Apesar de parte da aceleração dessas curvas já terem arrefecido desde o pico das últimas semanas, os investidores ainda mantinham o cenário político e fiscal no radar. A curva de juros futuros para cinco anos ficou em 9,71% ao ano na sexta (27), contra os 9,80% observados na véspera e os 6,05% projetados no começo do ano.
Já as previsões das taxas para nove anos ficaram em 10,14% ao ano. A projeção era de 10,23% na véspera e de 7,05% em 2 de janeiro.
“Esse talvez seja o momento de olhar com mais carinho para os ativos pós-fixados atrelados à Selic e de crédito privado. Além disso, diante do momento de alta dos preços, também pode ser vantajoso para o investidor buscar proteção em títulos atrelados à inflação, que acompanhem esse movimento”, afirmou Caíque Coutinho, especialista em renda fixa da Veedha Investimentos.
Um levantamento feito para a Folha pelo buscador de investimentos Yubb apontou que entre os investimentos de renda fixa, apenas as debêntures incentivadas -que são alocações isentas de Imposto de Renda – têm rendimento real positivo com a Selic em 5,25%.
Para o cálculo, o levantamento considera a média de rentabilidade dos ativos e alíquota de 20% de Imposto de Renda, referente a prazos de vencimento entre 181 e 360 dias.
Segundo o Yubb, já considerando o aumento da Selic, mesmo com um retorno bruto de 7,96% -o maior entre os investimentos pesquisados-, a projeção do rendimento real das debêntures incentivadas é de 0,80%, considerando a inflação de 7,11%, estimativa divulgada no último relatório Focus do BC.
O pior investimento nesse cenário seriam os CDBs (Certificados de Depósitos Bancários) dos grandes bancos, que oferecem uma média de retorno bruto de 4,19%. Neste caso, a rentabilidade real seria negativa em 3,51%.

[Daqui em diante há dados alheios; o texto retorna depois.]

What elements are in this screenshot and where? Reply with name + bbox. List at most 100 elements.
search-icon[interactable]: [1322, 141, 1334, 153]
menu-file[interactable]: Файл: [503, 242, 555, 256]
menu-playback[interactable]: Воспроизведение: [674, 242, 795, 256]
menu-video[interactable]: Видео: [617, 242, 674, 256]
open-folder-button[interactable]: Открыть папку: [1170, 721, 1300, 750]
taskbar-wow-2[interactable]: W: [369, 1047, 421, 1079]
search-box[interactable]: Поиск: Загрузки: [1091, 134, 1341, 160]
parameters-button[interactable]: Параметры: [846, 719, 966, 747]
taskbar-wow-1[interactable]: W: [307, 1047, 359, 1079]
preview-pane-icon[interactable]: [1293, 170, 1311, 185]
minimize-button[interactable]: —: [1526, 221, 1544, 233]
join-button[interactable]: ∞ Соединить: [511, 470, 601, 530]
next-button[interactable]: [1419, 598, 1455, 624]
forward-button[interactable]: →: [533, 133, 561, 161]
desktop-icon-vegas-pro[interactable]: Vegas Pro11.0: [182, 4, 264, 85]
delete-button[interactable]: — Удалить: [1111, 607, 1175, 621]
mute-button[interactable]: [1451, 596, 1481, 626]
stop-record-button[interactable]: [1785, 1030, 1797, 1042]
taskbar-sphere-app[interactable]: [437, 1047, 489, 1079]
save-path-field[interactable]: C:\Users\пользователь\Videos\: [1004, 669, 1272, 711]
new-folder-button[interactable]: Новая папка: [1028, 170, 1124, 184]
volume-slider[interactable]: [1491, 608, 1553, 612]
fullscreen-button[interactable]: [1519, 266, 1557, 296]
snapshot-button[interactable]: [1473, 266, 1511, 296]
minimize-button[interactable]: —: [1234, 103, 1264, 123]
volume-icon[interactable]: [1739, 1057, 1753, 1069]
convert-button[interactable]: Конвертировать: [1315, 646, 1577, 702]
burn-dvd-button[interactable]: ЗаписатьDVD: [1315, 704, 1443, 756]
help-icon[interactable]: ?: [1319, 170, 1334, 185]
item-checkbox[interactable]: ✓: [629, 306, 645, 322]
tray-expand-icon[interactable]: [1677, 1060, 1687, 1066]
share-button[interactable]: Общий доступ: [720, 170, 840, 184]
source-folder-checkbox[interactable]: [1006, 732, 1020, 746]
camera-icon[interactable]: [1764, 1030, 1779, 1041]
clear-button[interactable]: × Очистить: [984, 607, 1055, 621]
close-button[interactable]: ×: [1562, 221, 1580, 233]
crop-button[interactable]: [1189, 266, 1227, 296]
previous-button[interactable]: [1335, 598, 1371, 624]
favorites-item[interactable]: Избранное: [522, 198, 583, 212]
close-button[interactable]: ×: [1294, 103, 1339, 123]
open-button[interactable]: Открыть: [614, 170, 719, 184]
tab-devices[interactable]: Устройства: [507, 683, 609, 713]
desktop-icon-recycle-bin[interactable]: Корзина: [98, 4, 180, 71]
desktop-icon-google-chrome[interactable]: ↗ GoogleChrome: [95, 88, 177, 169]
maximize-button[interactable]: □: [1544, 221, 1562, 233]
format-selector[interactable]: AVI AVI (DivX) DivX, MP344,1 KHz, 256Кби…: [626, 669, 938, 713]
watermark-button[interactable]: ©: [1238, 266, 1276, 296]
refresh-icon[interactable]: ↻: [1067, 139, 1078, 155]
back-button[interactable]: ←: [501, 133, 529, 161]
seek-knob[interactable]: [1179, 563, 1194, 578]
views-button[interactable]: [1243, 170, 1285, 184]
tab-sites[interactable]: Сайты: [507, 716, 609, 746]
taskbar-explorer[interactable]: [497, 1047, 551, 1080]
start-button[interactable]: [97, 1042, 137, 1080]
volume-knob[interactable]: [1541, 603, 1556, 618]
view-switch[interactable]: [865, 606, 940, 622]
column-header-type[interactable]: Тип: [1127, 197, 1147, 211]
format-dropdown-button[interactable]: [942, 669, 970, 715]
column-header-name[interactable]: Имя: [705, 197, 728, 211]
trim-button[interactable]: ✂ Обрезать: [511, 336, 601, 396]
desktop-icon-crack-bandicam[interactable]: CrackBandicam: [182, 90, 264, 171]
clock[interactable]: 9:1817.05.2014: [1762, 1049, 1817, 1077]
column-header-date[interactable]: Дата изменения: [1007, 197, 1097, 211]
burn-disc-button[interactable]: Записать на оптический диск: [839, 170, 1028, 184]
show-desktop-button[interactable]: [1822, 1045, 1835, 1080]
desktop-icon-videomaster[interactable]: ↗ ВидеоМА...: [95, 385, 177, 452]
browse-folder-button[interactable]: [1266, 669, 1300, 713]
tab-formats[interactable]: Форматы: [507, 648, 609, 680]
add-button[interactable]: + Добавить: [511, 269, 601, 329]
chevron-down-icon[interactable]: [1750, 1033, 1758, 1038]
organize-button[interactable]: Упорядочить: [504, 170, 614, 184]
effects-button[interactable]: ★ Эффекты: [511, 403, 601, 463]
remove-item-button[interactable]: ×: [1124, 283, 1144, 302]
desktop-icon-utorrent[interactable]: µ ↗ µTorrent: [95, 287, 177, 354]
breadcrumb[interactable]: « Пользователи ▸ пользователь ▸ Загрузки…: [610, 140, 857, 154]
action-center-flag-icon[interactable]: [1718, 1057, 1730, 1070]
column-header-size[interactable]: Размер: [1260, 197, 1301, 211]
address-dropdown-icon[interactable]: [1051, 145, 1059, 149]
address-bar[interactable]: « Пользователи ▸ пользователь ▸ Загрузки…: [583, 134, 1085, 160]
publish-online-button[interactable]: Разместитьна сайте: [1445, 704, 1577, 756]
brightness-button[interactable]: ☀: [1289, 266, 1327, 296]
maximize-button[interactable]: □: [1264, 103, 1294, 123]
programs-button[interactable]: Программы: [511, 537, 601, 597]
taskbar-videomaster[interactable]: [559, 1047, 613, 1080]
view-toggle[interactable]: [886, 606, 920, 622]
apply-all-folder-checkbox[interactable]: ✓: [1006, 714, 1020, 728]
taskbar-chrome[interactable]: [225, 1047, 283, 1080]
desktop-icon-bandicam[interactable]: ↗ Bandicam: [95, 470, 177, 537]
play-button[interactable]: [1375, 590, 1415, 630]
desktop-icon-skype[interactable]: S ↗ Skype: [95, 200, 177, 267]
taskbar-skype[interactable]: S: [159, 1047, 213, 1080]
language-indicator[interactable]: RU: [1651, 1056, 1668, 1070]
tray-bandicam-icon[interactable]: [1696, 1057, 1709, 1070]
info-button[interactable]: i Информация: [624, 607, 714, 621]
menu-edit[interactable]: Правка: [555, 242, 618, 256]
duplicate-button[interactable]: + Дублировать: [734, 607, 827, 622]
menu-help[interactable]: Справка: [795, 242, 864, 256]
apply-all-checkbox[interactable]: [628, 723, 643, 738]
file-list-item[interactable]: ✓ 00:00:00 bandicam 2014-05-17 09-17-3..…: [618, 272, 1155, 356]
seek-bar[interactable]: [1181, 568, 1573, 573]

Para rendimentos melhores, os analistas recomendam uma maior diversificação da carteira conforme o perfil de risco e uma atenção redobrada na escolha dos ativos de crédito privado.
“Nesse tipo de ativo, é importante que o investidor procure o prospecto e leia com atenção. Lá é possível encontrar qual será o uso dos recursos captados e quais os riscos atrelados à companhia e ao setor em que ela atua”, afirmou Ferline dos Santos, da Delta Flow.
“Outros pontos importantes para essa análise são o rating [nota de crédito, que indica se a empresa ou não boa pagadora], nível de endividamento e a remuneração paga ao investidor”, completou o especialista.